The borrowing shows that "we are still in a situation where interbank lending is not getting anywhere near back to normal, and banks are holding onto cash.... It is a big number, and it does make you wonder if someone out there is still in trouble," a nervous economist at one of the European banks acknowledged to the Times.

At the same time, the U.S. Federal Reserve pumped $38 billion into the money market as the effective Fed Funds rate went higher than 5%, far above the 4.75% target. The Fed then announced today that it had received almost $24 billion in bids for the $4.75 billion in three-day repurchase agreements it had offered to try to bail out the banks.

British Pound Is a Debased Currency

Sept. 29 (EIRNS)—Reports in the London Times that there are cracks in the Bank of England's reserve gold bars—indicating debasing of the gold—and the news that Britain has no more than 320 tons of gold—a fraction of the gold held by other, much smaller nations—mean that the pound sterling "is a debased currency," commented Lyndon LaRouche, citing the views of monetarist theory.

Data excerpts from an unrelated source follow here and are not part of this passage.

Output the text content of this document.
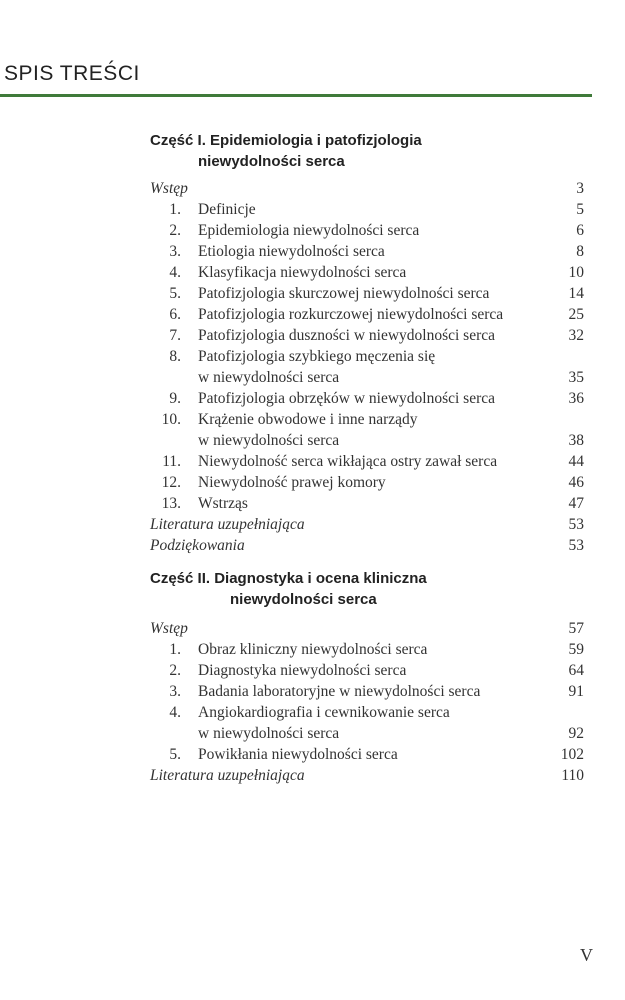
SPIS TREŚCI
Część I. Epidemiologia i patofizjologia
niewydolności serca
Wstęp	3
1. Definicje	5
2. Epidemiologia niewydolności serca	6
3. Etiologia niewydolności serca	8
4. Klasyfikacja niewydolności serca	10
5. Patofizjologia skurczowej niewydolności serca	14
6. Patofizjologia rozkurczowej niewydolności serca	25
7. Patofizjologia duszności w niewydolności serca	32
8. Patofizjologia szybkiego męczenia się
w niewydolności serca	35
9. Patofizjologia obrzęków w niewydolności serca	36
10. Krążenie obwodowe i inne narządy
w niewydolności serca	38
11. Niewydolność serca wikłająca ostry zawał serca	44
12. Niewydolność prawej komory	46
13. Wstrząs	47
Literatura uzupełniająca	53
Podziękowania	53
Część II. Diagnostyka i ocena kliniczna
niewydolności serca
Wstęp	57
1. Obraz kliniczny niewydolności serca	59
2. Diagnostyka niewydolności serca	64
3. Badania laboratoryjne w niewydolności serca	91
4. Angiokardiografia i cewnikowanie serca
w niewydolności serca	92
5. Powikłania niewydolności serca	102
Literatura uzupełniająca	110
V
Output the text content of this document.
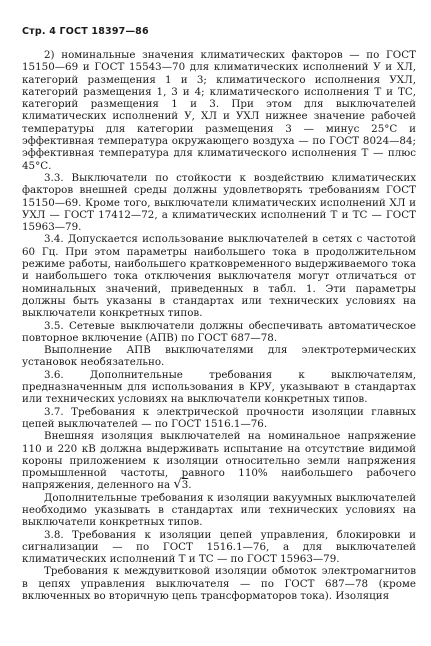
Стр. 4 ГОСТ 18397—86

2) номинальные значения климатических факторов — по ГОСТ 15150—69 и ГОСТ 15543—70 для климатических исполнений У и ХЛ, категорий размещения 1 и 3; климатического исполнения УХЛ, категорий размещения 1, 3 и 4; климатического исполнения Т и ТС, категорий размещения 1 и 3. При этом для выключателей климатических исполнений У, ХЛ и УХЛ нижнее значение рабочей температуры для категории размещения 3 — минус 25°С и эффективная температура окружающего воздуха — по ГОСТ 8024—84; эффективная температура для климатического исполнения Т — плюс 45°С.

3.3. Выключатели по стойкости к воздействию климатических факторов внешней среды должны удовлетворять требованиям ГОСТ 15150—69. Кроме того, выключатели климатических исполнений ХЛ и УХЛ — ГОСТ 17412—72, а климатических исполнений Т и ТС — ГОСТ 15963—79.

3.4. Допускается использование выключателей в сетях с частотой 60 Гц. При этом параметры наибольшего тока в продолжительном режиме работы, наибольшего кратковременного выдерживаемого тока и наибольшего тока отключения выключателя могут отличаться от номинальных значений, приведенных в табл. 1. Эти параметры должны быть указаны в стандартах или технических условиях на выключатели конкретных типов.

3.5. Сетевые выключатели должны обеспечивать автоматическое повторное включение (АПВ) по ГОСТ 687—78.

Выполнение АПВ выключателями для электротермических установок необязательно.

3.6. Дополнительные требования к выключателям, предназначенным для использования в КРУ, указывают в стандартах или технических условиях на выключатели конкретных типов.

3.7. Требования к электрической прочности изоляции главных цепей выключателей — по ГОСТ 1516.1—76.

Внешняя изоляция выключателей на номинальное напряжение 110 и 220 кВ должна выдерживать испытание на отсутствие видимой короны приложением к изоляции относительно земли напряжения промышленной частоты, равного 110% наибольшего рабочего напряжения, деленного на √3.

Дополнительные требования к изоляции вакуумных выключателей необходимо указывать в стандартах или технических условиях на выключатели конкретных типов.

3.8. Требования к изоляции цепей управления, блокировки и сигнализации — по ГОСТ 1516.1—76, а для выключателей климатических исполнений Т и ТС — по ГОСТ 15963—79.

Требования к междувитковой изоляции обмоток электромагнитов в цепях управления выключателя — по ГОСТ 687—78 (кроме включенных во вторичную цепь трансформаторов тока). Изоляция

The British pound is running at the highest levels in decades against the U.S. dollar.

The London Times report of Sept. 29, cited experts who said that cracks in gold indicate that it has been debased; it has been rumored among gold experts for years that there were problems with the Bank of England's gold. Last May, the trade journal Metal Bulletin filed a freedom of information request in order to ascertain the truth. The BoE claims there are no problems, and that all its gold in 99.9% pure. But, "all that glitters is not gold," and questions are still being asked. More interesting is the fact that Britain has no more than 320 tons of gold, now worth about £4 billion. According to www.Galmarley.com, the United States has 8,139 tons; Germany, 3,469 tons; the IMF, 3,217 tons; France 3,025 tons; Switzerland 2,590 tons; and Italy 2,452 tons.

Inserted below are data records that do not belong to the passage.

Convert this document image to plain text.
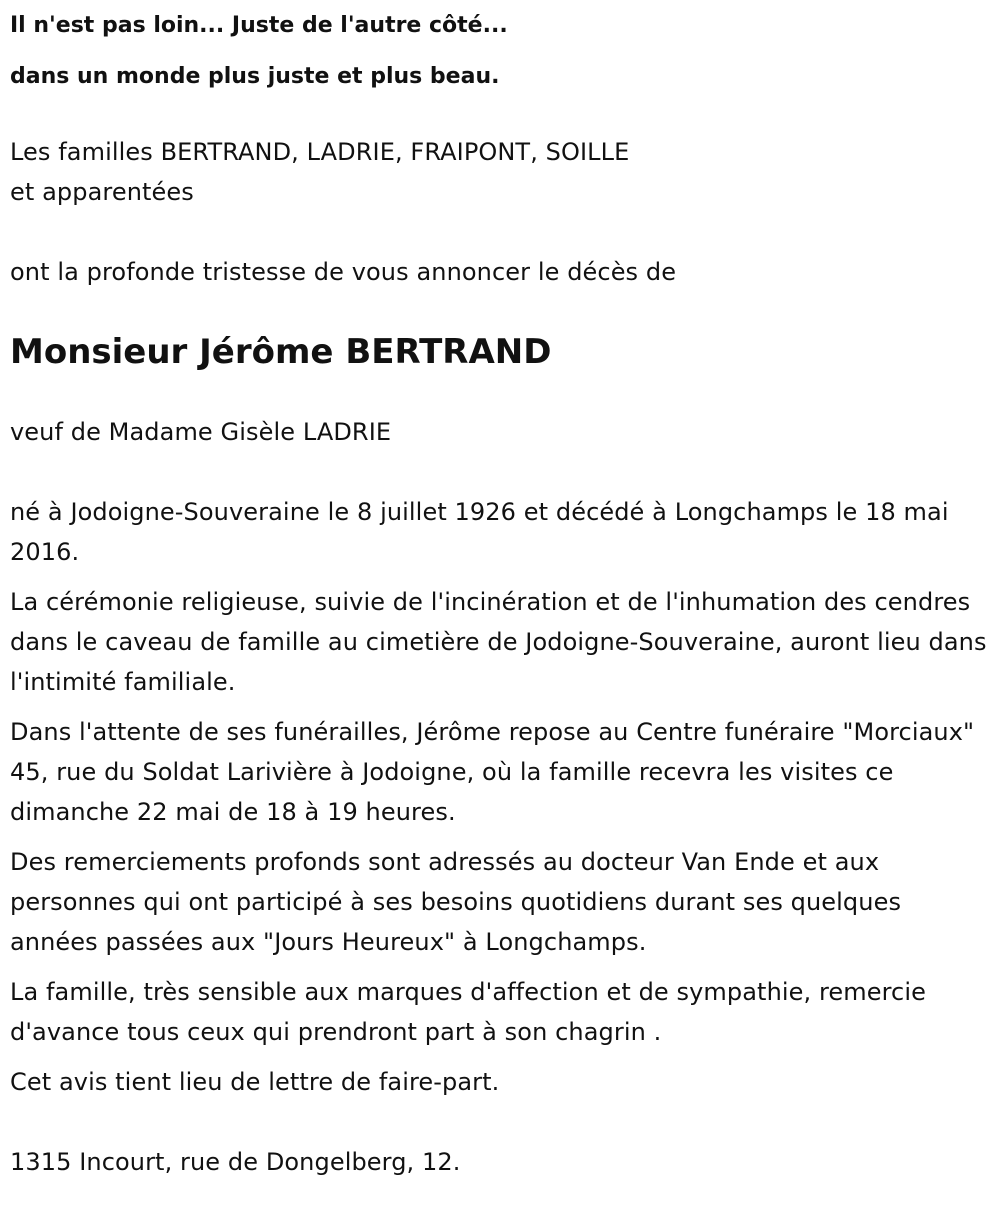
Il n'est pas loin... Juste de l'autre côté...

dans un monde plus juste et plus beau.

Les familles BERTRAND, LADRIE, FRAIPONT, SOILLE

et apparentées

ont la profonde tristesse de vous annoncer le décès de

Monsieur Jérôme BERTRAND

veuf de Madame Gisèle LADRIE

né à Jodoigne-Souveraine le 8 juillet 1926 et décédé à Longchamps le 18 mai 2016.

La cérémonie religieuse, suivie de l'incinération et de l'inhumation des cendres dans le caveau de famille au cimetière de Jodoigne-Souveraine, auront lieu dans l'intimité familiale.

Dans l'attente de ses funérailles, Jérôme repose au Centre funéraire "Morciaux" 45, rue du Soldat Larivière à Jodoigne, où la famille recevra les visites ce dimanche 22 mai de 18 à 19 heures.

Des remerciements profonds sont adressés au docteur Van Ende et aux personnes qui ont participé à ses besoins quotidiens durant ses quelques années passées aux "Jours Heureux" à Longchamps.

La famille, très sensible aux marques d'affection et de sympathie, remercie d'avance tous ceux qui prendront part à son chagrin .

Cet avis tient lieu de lettre de faire-part.

1315 Incourt, rue de Dongelberg, 12.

Prime Minister Gordon Brown, when he was chancellor, sold 395 tons of British gold reserves between 1999 and 2002, a move for which he has come under criticism.

Europe Ready To Follow Mortgage Crisis

Sept. 28 (EIRNS)—The financial firm of Morgan Stanley has issued a report warning that the U.S. mortgage crisis is just a preliminary of a larger blow-out of the European mortgage bubble, the German edition of the Financial Times reports today. Belgium, Denmark, Greece, Great Britain, Sweden, and Spain have seen a very high growth in the price of houses since 1997, which, as compared to population growth, income levels, and cost of money, is even more unbalanced than the situation in the United States.

Foreclosures in Belgium, Ireland, and the Scandinavian countries are increasing. Spain and Britain are countries where it can be said that the bubble is already deflating. In Britain, foreclosures have increased 30% in one year.

The situation in Spain is identified as "particularly critical," with more than 15% of all house and apartment properties empty, according to a study by UN representative Miloon Kothari. In total, Spanish banks have issued mortgage loans for 700 billion euros, an incredible 97% of which carry an adjustable interest rate.

British 'Second Home' Bubble is Deflating

Sept. 29 (EIRNS)—The British "holiday bubble" is deflating. British investors who own second homes along the Mediterranean and in Eastern Europe face a big price correction, says Prof. Michael Ball, professor of real estate at Reading University, and a housing policy advisor to the British government, reported the Financial Times.

Prices rose fast, and many new homes were built. Many Britons bought homes in Florida, where there is now a huge oversupply. In Estonia, housing prices dropped an estimated 10% in the past 12 months. Ian Marcus, head of European real estate at Crédit Suisse, says there is a large unsold inventory of holiday homes at European resorts, especially in Spain, which is seen as the Florida of Europe. EIR previously reported the near bankruptcy of Llanera, a developer of resort homes in Spain.

Up to 400,000 properties abroad are owned by British investors, says Savills, a real estate agent.